LOS ANGELES — A resolution appeared to remain far off Thursday in the dispute between the International Longshore and Warehouse Union and the Pacific Maritime Association a day after a media blackout between the two sides disintegrated into a tattling session.
This story first appeared in the June 28, 2002 issue of WWD. Subscribe Today.
Meanwhile, in what an ILWU spokesman called “a show of strength,” the union brought in Teamsters president James Hoffa Jr. to speak at a rally at the Port of Oakland on Thursday.
The three-year labor contract between the ILWU and the Pacific Maritime Association officially expires Monday. But sources said the union will not walk out or stage a slowdown next week, which includes two paid union holidays: July 4 and the July 5 “Bloody Thursday” holiday, which commemorates union workers killed during strike struggles.
Both sides admit talks have focused so far on the union’s pension and health benefits, while crucial issues of automation have yet to be broached. Apparel executives fear if the talks drag out for weeks past the deadline, prevailing uncertainty will keep airfreight prices artificially high and complicate logistics.
The ILWU spokesman characterized the talks as “difficult,” while a PMA spokesman said the organization would consider lockouts as a response to slowdowns. “The one thing we’re not interested in is letting them have a strike with pay,” he said.
Several industry observers pointed out that companies that have not made some contingency plans by now have little maneuverability as feasible alternatives are rapidly diminishing.
The Port of Vancouver, the closest modern container port, has said it will not handle additional vessels during a strike or slowdown. Airfreight space is already scarce — freight agents said airports in mainland China, Hong Kong and Tokyo already have a week’s worth of goods sitting on the tarmac. Despite these gathering clouds, many apparel executives are jittery, but still betting against a strike or prolonged slowdown.
“I’m seeing more nervousness than action at this point,” said Bill Hogan, import manager for Chicago-based freight forwarder Phoenix International. “The logistics of rerouting a supply chain are very difficult.
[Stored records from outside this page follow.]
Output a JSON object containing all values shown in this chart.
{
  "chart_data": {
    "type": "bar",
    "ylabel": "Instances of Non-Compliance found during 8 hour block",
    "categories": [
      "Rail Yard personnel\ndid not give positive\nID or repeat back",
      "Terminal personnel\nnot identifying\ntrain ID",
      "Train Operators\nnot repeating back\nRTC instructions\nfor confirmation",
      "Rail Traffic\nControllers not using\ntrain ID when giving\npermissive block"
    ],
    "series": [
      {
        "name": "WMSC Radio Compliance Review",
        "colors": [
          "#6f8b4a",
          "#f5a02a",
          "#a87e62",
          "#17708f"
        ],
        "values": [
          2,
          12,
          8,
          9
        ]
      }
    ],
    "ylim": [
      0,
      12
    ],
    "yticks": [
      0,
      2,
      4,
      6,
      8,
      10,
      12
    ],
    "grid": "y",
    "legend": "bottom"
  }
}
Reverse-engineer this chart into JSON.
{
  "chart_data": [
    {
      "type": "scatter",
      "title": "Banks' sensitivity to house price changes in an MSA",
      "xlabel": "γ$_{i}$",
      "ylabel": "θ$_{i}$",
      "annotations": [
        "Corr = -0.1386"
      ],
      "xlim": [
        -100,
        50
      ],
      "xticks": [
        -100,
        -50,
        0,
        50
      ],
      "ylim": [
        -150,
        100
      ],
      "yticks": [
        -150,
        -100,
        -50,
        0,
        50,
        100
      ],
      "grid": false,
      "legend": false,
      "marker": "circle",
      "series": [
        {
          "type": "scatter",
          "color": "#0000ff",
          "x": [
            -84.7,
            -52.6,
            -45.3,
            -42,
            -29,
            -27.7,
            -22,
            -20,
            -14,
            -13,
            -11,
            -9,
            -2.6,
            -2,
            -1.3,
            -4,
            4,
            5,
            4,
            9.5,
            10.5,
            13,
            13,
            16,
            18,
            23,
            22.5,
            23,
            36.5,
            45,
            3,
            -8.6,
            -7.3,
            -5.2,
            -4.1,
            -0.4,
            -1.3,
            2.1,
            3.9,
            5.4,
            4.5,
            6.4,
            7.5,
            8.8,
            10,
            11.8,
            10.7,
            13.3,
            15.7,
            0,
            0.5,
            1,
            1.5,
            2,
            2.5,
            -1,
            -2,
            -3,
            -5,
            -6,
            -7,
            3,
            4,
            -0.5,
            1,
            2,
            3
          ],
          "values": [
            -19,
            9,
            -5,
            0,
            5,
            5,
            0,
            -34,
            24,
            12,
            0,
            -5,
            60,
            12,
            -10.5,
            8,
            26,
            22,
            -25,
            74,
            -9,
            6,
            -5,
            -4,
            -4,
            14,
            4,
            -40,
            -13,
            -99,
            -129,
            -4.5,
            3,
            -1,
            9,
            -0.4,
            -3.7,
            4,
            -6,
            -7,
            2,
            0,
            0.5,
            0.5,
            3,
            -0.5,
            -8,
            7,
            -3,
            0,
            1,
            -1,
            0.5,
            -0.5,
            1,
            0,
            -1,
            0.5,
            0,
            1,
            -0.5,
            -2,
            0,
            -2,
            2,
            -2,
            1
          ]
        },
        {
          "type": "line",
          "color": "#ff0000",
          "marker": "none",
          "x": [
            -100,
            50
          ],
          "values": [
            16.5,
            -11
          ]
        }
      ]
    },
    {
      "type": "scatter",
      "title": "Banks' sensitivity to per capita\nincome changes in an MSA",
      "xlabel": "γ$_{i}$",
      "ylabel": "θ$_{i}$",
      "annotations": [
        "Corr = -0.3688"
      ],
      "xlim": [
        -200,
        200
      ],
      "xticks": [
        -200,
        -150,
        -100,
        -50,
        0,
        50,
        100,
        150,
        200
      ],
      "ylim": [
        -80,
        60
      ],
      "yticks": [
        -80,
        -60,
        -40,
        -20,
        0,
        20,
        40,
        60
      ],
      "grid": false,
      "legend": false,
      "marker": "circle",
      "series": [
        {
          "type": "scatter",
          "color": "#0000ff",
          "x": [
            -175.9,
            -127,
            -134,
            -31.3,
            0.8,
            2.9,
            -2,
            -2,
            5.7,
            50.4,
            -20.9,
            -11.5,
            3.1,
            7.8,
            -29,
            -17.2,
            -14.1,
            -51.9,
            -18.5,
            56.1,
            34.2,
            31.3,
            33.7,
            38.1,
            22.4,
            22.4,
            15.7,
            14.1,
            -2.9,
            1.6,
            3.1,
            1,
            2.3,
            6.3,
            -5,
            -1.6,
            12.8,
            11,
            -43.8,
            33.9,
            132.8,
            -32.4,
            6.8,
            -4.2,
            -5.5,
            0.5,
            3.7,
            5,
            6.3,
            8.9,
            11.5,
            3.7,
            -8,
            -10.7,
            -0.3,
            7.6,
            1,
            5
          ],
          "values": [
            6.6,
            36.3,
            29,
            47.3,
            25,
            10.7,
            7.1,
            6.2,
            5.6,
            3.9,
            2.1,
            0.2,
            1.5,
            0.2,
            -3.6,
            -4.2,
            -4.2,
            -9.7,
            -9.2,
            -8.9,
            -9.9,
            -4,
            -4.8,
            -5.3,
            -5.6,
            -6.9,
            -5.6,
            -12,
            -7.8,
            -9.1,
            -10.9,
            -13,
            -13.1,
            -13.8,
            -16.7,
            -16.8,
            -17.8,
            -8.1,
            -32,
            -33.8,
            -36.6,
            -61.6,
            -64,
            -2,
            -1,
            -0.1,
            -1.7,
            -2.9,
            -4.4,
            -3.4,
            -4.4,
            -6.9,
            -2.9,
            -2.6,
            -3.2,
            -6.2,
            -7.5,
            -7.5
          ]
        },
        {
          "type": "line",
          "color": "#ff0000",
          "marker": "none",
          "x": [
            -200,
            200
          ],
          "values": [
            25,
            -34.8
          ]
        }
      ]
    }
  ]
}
Especially small and mid-sized textile importers didn’t want to take the chance of rerouting cargo for something that may not happen.”
Hogan recounted how one retailer confessed she “would lose her job” if she opted for airfreight, and a strike didn’t happen.
Speaking from his office overlooking the port of Long Beach, the $9 billion hub of West Coast apparel importing, freight specialist Cliff Katab said he’s been advising his apparel clients to sit tight. “Both sides are walking a pretty fine political line,” said Katab, vice president of consolidator Gale Triangle, which works with more than 150 apparel importers. “We’re in a lot of port meetings and have our ears close to the ground. No one has said, `There’s definitely going to be a strike, route your goods out of here.”‘
Robert Krieger, president of consolidator Norman Krieger Inc., took a more conservative approach, advising clients weeks ago to bring in an emergency supply of fabric and components to run domestic factories and produce reorders. “People that have called this week and told me they don’t have enough to keep factories open, I’ve told them to use airfreight this week, even though it’s speculative and the costs are high,” he said. Although most freight forwarders agreed that even a short strike would catch many vendors flat footed, most are waiting it out.
“Our strategy, our assumption, is the odds are good they’ll be a slowdown, but not a strike,” said Ron Sharpe, vice president of distribution services for Seattle-based Unionbay. “I think 95 percent of importers have taken our approach. Plan deliveries around it, but assume President Bush would step in on a full strike.”